Continuous Guard Fuzzing¶
A static adversarial suite checks a fixed list of attacks; a fuzzer mutates a seed
corpus round after round and surfaces the variant a guard fails to flag. The
ContinuousFuzzer takes a guard predicate and a corpus of strings the guard
should flag, applies obfuscating mutations, and reports every one that slipped
through — plus any seed the guard missed outright. The RNG is seeded, so each
finding is replayable as a regression case.
Quick start¶
from director_ai import ProductionGuard
from director_ai.core.config import DirectorConfig
fuzzer = ProductionGuard(DirectorConfig()).continuous_fuzzer(seed=0)
# predicate: True means "the guard flags this as an attack".
def guard_flags(text: str) -> bool:
return my_injection_detector.is_attack(text)

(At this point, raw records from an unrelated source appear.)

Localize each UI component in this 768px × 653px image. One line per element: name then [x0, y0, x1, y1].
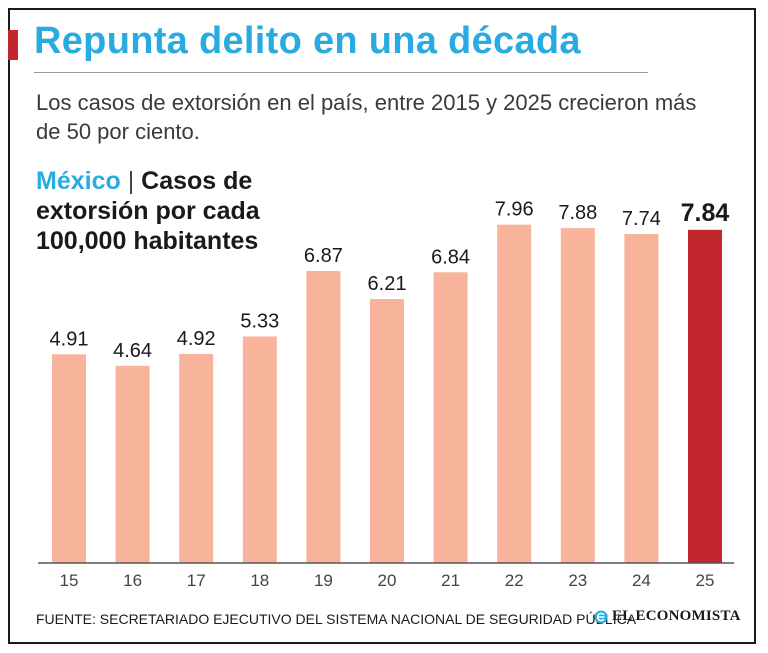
bar-22 — [497, 224, 532, 563]
data-label-21: 6.84 — [431, 246, 470, 268]
x-tick-15: 15 — [60, 571, 79, 590]
x-tick-18: 18 — [250, 571, 269, 590]
x-tick-22: 22 — [505, 571, 524, 590]
source-note: FUENTE: SECRETARIADO EJECUTIVO DEL SISTE… — [36, 611, 637, 627]
data-label-24: 7.74 — [622, 208, 661, 230]
brand-name: EL ECONOMISTA — [612, 608, 741, 624]
bar-16 — [115, 365, 150, 563]
x-tick-25: 25 — [696, 571, 715, 590]
x-tick-20: 20 — [378, 571, 397, 590]
bar-20 — [370, 299, 404, 563]
subtitle: Los casos de extorsión en el país, entre… — [36, 90, 697, 144]
data-label-20: 6.21 — [368, 273, 407, 295]
bar-17 — [179, 353, 214, 563]
bar-15 — [52, 354, 86, 563]
bar-23 — [560, 228, 595, 563]
title-accent-bar — [8, 30, 18, 60]
data-label-22: 7.96 — [495, 199, 534, 221]
bar-21 — [433, 272, 468, 563]
data-label-25: 7.84 — [681, 199, 730, 227]
chart-title-metric: Casos de extorsión por cada 100,000 habi… — [36, 167, 260, 255]
bar-18 — [242, 336, 277, 563]
data-label-16: 4.64 — [113, 340, 152, 362]
bar-25 — [688, 229, 722, 564]
x-tick-17: 17 — [187, 571, 206, 590]
chart-title-separator: | — [127, 167, 135, 195]
chart-title-country: México — [36, 167, 121, 195]
bar-24 — [624, 234, 659, 564]
data-label-15: 4.91 — [50, 328, 89, 350]
x-tick-19: 19 — [314, 571, 333, 590]
x-tick-21: 21 — [441, 571, 460, 590]
x-tick-23: 23 — [568, 571, 587, 590]
brand-logo: EL ECONOMISTA — [594, 608, 741, 625]
title-divider — [34, 72, 648, 73]
page-title: Repunta delito en una década — [34, 20, 581, 62]
data-label-23: 7.88 — [558, 202, 597, 224]
bar-19 — [306, 271, 341, 563]
chart-title: México | Casos de extorsión por cada 100… — [36, 166, 326, 256]
data-label-18: 5.33 — [240, 310, 279, 332]
bar-chart: 4.91 15 4.64 16 4.92 17 5.33 18 6.87 19 6.21 20 6.84… — [38, 199, 734, 590]
brand-e-icon — [594, 610, 608, 623]
x-tick-16: 16 — [123, 571, 142, 590]
data-label-19: 6.87 — [304, 245, 343, 267]
data-label-17: 4.92 — [177, 328, 216, 350]
x-tick-24: 24 — [632, 571, 651, 590]
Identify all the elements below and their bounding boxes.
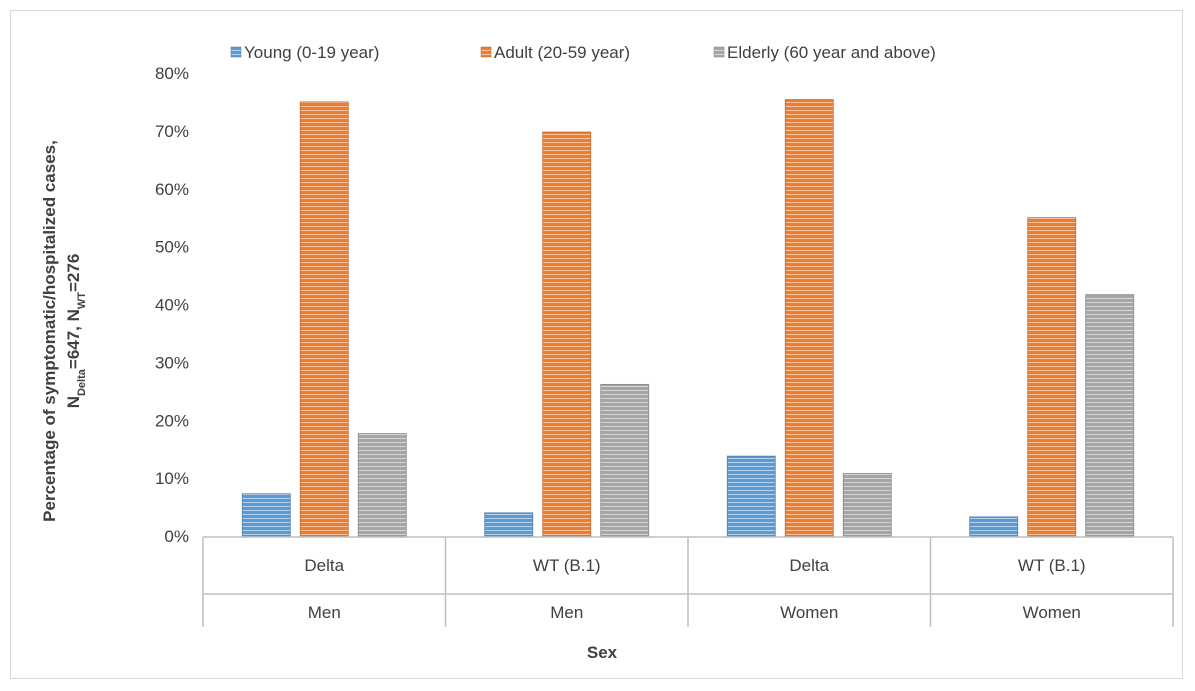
bar [1027, 217, 1077, 537]
x-tick-label-variant: WT (B.1) [533, 556, 601, 575]
x-tick-label-variant: Delta [789, 556, 829, 575]
bar [357, 433, 407, 537]
bar [784, 99, 834, 537]
bar-chart: Young (0-19 year) Adult (20-59 year) Elder… [40, 43, 1174, 662]
x-tick-label-variant: Delta [304, 556, 344, 575]
x-tick-label-sex: Women [1023, 603, 1081, 622]
y-axis: 0% 10% 20% 30% 40% 50% 60% 70% 80% [155, 64, 189, 546]
x-tick-label-sex: Women [780, 603, 838, 622]
bar [299, 101, 349, 537]
bar [241, 493, 291, 537]
legend-swatch [230, 46, 242, 58]
y-tick-label: 10% [155, 469, 189, 488]
legend: Young (0-19 year) Adult (20-59 year) Elder… [230, 43, 936, 62]
y-axis-title-text: =647, N [64, 309, 83, 369]
y-axis-title-subscript: Delta [76, 368, 88, 396]
x-axis: Delta Men WT (B.1) Men Delta Women WT (B.1) Wom… [202, 536, 1174, 627]
x-axis-title: Sex [587, 643, 618, 662]
chart-frame: Young (0-19 year) Adult (20-59 year) Elder… [10, 10, 1183, 679]
x-tick-label-sex: Men [308, 603, 341, 622]
y-tick-label: 30% [155, 353, 189, 372]
y-axis-title: Percentage of symptomatic/hospitalized c… [40, 140, 88, 522]
x-tick-label-sex: Men [550, 603, 583, 622]
x-tick-label-variant: WT (B.1) [1018, 556, 1086, 575]
legend-swatch [480, 46, 492, 58]
legend-item: Young (0-19 year) [230, 43, 379, 62]
y-axis-title-subscript: WT [76, 292, 88, 309]
bar [1085, 294, 1135, 537]
y-axis-title-text: =276 [64, 254, 83, 292]
bar [969, 516, 1019, 537]
legend-item: Elderly (60 year and above) [713, 43, 936, 62]
bar [842, 473, 892, 537]
bar [542, 131, 592, 537]
bars [241, 99, 1135, 537]
y-tick-label: 60% [155, 180, 189, 199]
y-tick-label: 50% [155, 238, 189, 257]
bar [726, 455, 776, 537]
y-axis-title-text: N [64, 396, 83, 408]
y-tick-label: 20% [155, 411, 189, 430]
y-tick-label: 0% [164, 527, 189, 546]
bar [484, 512, 534, 537]
legend-label: Elderly (60 year and above) [727, 43, 936, 62]
y-tick-label: 80% [155, 64, 189, 83]
legend-label: Young (0-19 year) [244, 43, 379, 62]
y-axis-title-line2: NDelta=647, NWT=276 [64, 254, 88, 409]
legend-label: Adult (20-59 year) [494, 43, 630, 62]
bar [600, 383, 650, 537]
y-tick-label: 40% [155, 296, 189, 315]
y-tick-label: 70% [155, 122, 189, 141]
legend-item: Adult (20-59 year) [480, 43, 630, 62]
y-axis-title-line1: Percentage of symptomatic/hospitalized c… [40, 140, 59, 522]
legend-swatch [713, 46, 725, 58]
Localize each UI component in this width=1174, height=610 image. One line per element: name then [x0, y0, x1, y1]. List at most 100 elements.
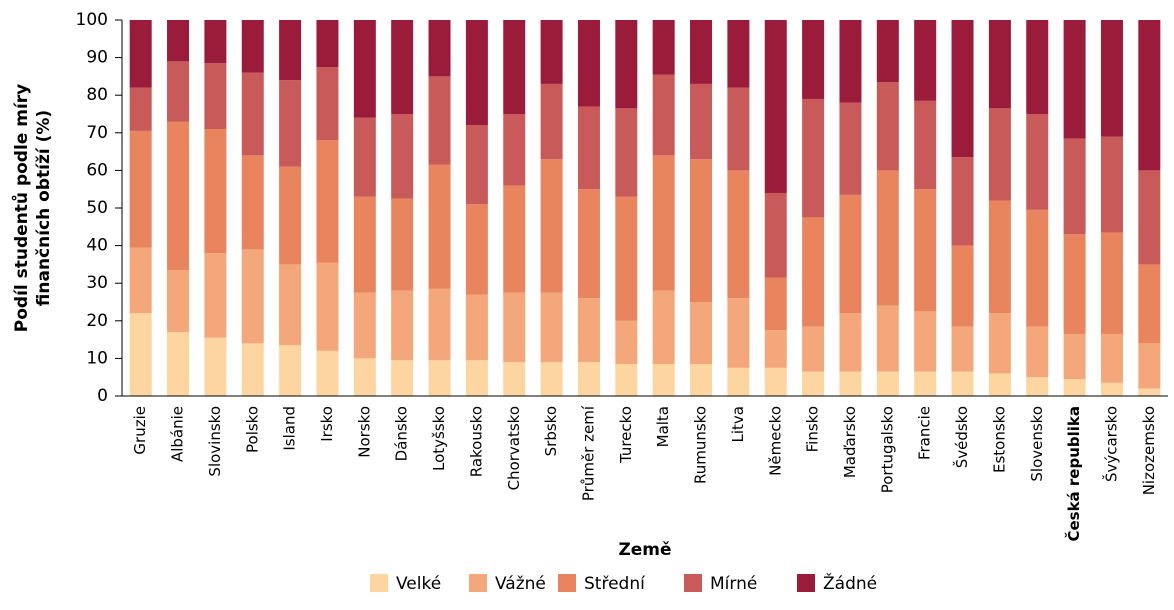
- bar-segment: [241, 72, 264, 156]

report = fuzzer.run(guard_flags, rounds_per_seed=50) # default attack corpus
print(report.ok) # False if any mutation bypassed the guard
for bypass in report.bypasses:
print(bypass.operator, "→", bypass.mutation) # replayable obfuscation
Mutation operators¶
Each operator perturbs an attack string while a human still reads the same intent:
| Operator | Obfuscation |
|---|---|
case_flip |
Randomised upper/lower casing. |
whitespace_inject |
Stray spaces, tabs, newlines between characters. |
zero_width_inject |
Zero-width spaces/joiners/BOM sprinkled in. |
homoglyph_substitute |
Latin letters → confusable Cyrillic homoglyphs. |
leetspeak |
a→4, e→3, i→1, o→0, s→5, t→7. |
char_duplicate |
Doubles a sample of characters. |
delimiter_inject |
Splices chat/template delimiters (</s>, [INST], …). |
Pass a custom mutators mapping to ContinuousFuzzer to add domain-specific
operators.
The report¶
run(predicate, corpus=None, rounds_per_seed=25) returns a FuzzReport:
| Field | Meaning |
|---|---|
seeds_tested |
Number of corpus seeds. |
mutations_run |
Total mutations evaluated. |
bypasses |
Bypass(operator, seed, mutation) for each mutation the guard missed. |
seed_misses |
Seeds the guard failed to flag even unmutated (a baseline gap). |
operators_used |
Which operators were exercised. |
ok |
True only when there were no bypasses and no seed misses. |
A seed the guard cannot even flag unmutated is reported as a seed_miss and is
not mutated further — fix the baseline first. Wire run() into CI to fail the
build when report.ok is False, turning bypass discovery into a standing
regression gate. The bypass payloads are attack-corpus mutations, not tenant
data, so they are safe to surface to the security team for triage.